We also need people to build data visualizations. Something more than an unreadable pie chart. But I will save that rant for a different post.
We are always going to need an administrator to help keep the lights on. But as time goes on we will need fewer administrators. This is why I’m advocating a shift for data professionals to start learning more about data analytics.
Well, I’m not just advocating it, I’m doing it.
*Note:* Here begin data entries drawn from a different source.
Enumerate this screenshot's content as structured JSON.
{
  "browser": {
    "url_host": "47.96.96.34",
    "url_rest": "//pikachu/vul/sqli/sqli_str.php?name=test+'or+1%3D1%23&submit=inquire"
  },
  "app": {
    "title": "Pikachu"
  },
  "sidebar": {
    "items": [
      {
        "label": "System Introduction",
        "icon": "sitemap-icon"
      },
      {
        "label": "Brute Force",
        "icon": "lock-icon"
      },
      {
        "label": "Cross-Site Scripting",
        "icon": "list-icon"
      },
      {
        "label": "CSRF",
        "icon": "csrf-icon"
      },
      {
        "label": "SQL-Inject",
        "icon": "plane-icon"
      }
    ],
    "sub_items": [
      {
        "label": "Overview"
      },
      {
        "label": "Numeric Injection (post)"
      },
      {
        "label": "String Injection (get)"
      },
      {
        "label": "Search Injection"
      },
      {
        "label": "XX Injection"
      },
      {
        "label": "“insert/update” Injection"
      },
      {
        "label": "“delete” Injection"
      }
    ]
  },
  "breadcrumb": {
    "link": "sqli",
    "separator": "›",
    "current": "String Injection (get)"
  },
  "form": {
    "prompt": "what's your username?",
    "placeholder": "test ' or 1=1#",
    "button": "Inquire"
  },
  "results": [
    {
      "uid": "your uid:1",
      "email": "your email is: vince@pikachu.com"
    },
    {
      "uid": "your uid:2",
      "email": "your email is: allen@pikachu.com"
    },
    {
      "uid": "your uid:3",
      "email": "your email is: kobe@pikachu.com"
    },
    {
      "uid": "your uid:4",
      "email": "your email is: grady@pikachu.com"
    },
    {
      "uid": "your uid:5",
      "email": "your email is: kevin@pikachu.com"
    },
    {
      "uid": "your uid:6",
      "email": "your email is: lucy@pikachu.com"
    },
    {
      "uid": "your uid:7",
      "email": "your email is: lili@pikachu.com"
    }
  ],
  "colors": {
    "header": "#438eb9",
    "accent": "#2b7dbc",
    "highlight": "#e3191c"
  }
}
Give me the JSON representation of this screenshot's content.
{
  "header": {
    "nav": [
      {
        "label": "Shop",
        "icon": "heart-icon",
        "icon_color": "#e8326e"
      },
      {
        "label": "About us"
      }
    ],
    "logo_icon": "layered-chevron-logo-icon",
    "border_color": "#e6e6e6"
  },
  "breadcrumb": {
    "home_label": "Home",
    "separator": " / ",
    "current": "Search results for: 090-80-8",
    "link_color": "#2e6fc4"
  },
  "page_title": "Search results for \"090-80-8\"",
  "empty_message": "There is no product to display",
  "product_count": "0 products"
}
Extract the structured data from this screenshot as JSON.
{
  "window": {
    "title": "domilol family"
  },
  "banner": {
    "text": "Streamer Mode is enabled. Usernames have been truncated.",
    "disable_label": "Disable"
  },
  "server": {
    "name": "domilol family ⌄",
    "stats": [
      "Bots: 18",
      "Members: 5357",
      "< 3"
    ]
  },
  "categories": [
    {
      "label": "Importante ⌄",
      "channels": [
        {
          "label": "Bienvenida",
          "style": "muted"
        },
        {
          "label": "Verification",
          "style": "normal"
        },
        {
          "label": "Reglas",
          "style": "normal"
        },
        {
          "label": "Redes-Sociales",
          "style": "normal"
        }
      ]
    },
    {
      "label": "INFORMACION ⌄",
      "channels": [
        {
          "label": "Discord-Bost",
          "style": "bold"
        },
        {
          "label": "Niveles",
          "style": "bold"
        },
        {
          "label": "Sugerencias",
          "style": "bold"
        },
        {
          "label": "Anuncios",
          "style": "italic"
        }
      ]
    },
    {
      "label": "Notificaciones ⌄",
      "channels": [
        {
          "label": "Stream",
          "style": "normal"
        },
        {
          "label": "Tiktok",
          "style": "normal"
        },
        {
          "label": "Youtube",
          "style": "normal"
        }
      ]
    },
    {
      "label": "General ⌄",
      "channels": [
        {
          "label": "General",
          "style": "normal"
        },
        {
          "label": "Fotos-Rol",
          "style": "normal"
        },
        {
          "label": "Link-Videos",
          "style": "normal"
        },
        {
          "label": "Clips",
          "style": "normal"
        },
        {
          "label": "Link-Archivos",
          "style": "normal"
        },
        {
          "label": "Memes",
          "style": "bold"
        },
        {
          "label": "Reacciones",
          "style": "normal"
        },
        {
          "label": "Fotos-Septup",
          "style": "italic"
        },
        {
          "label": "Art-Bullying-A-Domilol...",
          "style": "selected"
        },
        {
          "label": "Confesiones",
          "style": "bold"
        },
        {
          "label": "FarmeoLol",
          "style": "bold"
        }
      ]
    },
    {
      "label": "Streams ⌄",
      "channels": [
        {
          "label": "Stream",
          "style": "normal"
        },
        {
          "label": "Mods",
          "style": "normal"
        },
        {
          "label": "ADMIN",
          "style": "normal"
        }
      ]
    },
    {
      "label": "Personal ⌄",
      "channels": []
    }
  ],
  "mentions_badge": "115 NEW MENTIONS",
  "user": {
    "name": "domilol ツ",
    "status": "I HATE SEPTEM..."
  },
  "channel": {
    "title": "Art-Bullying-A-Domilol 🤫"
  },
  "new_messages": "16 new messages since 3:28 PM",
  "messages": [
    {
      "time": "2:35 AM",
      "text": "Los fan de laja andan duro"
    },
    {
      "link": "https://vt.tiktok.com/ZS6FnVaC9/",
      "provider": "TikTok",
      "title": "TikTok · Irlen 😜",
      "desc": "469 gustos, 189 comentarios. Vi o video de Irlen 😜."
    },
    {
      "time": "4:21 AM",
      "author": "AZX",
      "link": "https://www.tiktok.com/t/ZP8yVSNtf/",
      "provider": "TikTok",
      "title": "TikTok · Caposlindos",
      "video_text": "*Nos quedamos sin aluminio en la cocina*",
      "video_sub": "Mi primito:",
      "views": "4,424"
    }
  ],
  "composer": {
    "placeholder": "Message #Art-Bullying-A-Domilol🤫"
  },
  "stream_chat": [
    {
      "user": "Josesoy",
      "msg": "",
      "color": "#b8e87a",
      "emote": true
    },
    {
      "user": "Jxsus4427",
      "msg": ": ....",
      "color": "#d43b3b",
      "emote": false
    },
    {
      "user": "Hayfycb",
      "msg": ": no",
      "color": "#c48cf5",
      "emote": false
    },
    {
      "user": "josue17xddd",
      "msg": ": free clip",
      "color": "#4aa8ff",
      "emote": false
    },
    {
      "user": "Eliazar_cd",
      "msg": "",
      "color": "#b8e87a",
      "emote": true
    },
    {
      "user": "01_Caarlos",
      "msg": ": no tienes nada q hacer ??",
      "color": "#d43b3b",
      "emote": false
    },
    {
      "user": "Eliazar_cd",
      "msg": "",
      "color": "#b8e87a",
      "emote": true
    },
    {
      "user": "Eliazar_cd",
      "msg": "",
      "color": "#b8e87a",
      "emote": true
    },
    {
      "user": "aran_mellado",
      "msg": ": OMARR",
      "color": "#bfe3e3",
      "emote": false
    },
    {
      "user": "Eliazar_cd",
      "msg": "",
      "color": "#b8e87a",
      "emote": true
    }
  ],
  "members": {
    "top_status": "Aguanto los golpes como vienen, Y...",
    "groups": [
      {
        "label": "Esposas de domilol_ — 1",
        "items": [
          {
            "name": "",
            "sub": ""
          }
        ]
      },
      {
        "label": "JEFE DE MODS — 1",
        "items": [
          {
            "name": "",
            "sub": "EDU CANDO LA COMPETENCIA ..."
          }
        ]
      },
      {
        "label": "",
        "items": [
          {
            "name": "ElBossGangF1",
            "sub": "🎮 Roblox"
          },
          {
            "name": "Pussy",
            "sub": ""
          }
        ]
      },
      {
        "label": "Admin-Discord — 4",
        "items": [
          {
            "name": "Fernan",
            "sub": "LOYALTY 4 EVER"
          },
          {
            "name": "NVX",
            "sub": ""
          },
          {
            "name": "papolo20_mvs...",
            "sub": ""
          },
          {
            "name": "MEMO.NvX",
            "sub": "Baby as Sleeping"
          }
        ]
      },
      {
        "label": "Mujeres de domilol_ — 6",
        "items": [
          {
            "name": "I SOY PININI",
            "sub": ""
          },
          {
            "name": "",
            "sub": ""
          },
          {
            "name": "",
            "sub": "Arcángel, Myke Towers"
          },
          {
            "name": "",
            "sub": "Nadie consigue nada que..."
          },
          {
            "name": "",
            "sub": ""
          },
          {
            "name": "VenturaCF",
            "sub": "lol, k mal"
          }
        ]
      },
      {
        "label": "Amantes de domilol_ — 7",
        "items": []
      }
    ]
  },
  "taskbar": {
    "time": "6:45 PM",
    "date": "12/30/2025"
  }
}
Good read! I recall from a post I read on your site once that you were working on a master in mathematics way back when when you went into IT? Well anyway, your heavy math background positions you well for the move from data management to data science. Those of us, like myself, who are weak in math and got into the data management gig from the business side (MIS), are in deep trouble. I’m working to gain skills in data analytics as well but realized that before I can understand a p value I need to understand a quadratic equation. I’m all the way back now to 8’th grade algebra which it seems I never really mastered. After that comes trig, and then calculus, and then basic statistics and probability, and then discrete math, and then maybe I might be ready to embark on data science. Dr. Codd imagined a world where the engineers built a relational DBMS with a logical data model that abstracted all of this math for the business analyst. Now it seems the opposite has happened and to make any use at all of all this data in the morass of 343 different DBMS you need to be master statistician, computer scientist, software developer, and data analyst all rolled into one. I’m betting he is rolling over in his grave right now. On the positive side, diving back into the math is a worthy endeavor and keeps the brain young 🙂
Ha! Yeah, I do have a math background. However, much of the math needed these days is not that complex. And you don’t have to do a lot of calculations, many programs do that for you. You definitely need to know *why* the math is returning the results, and how to interpret them. And that’s just a skill, same as any other skill, that you learn by doing.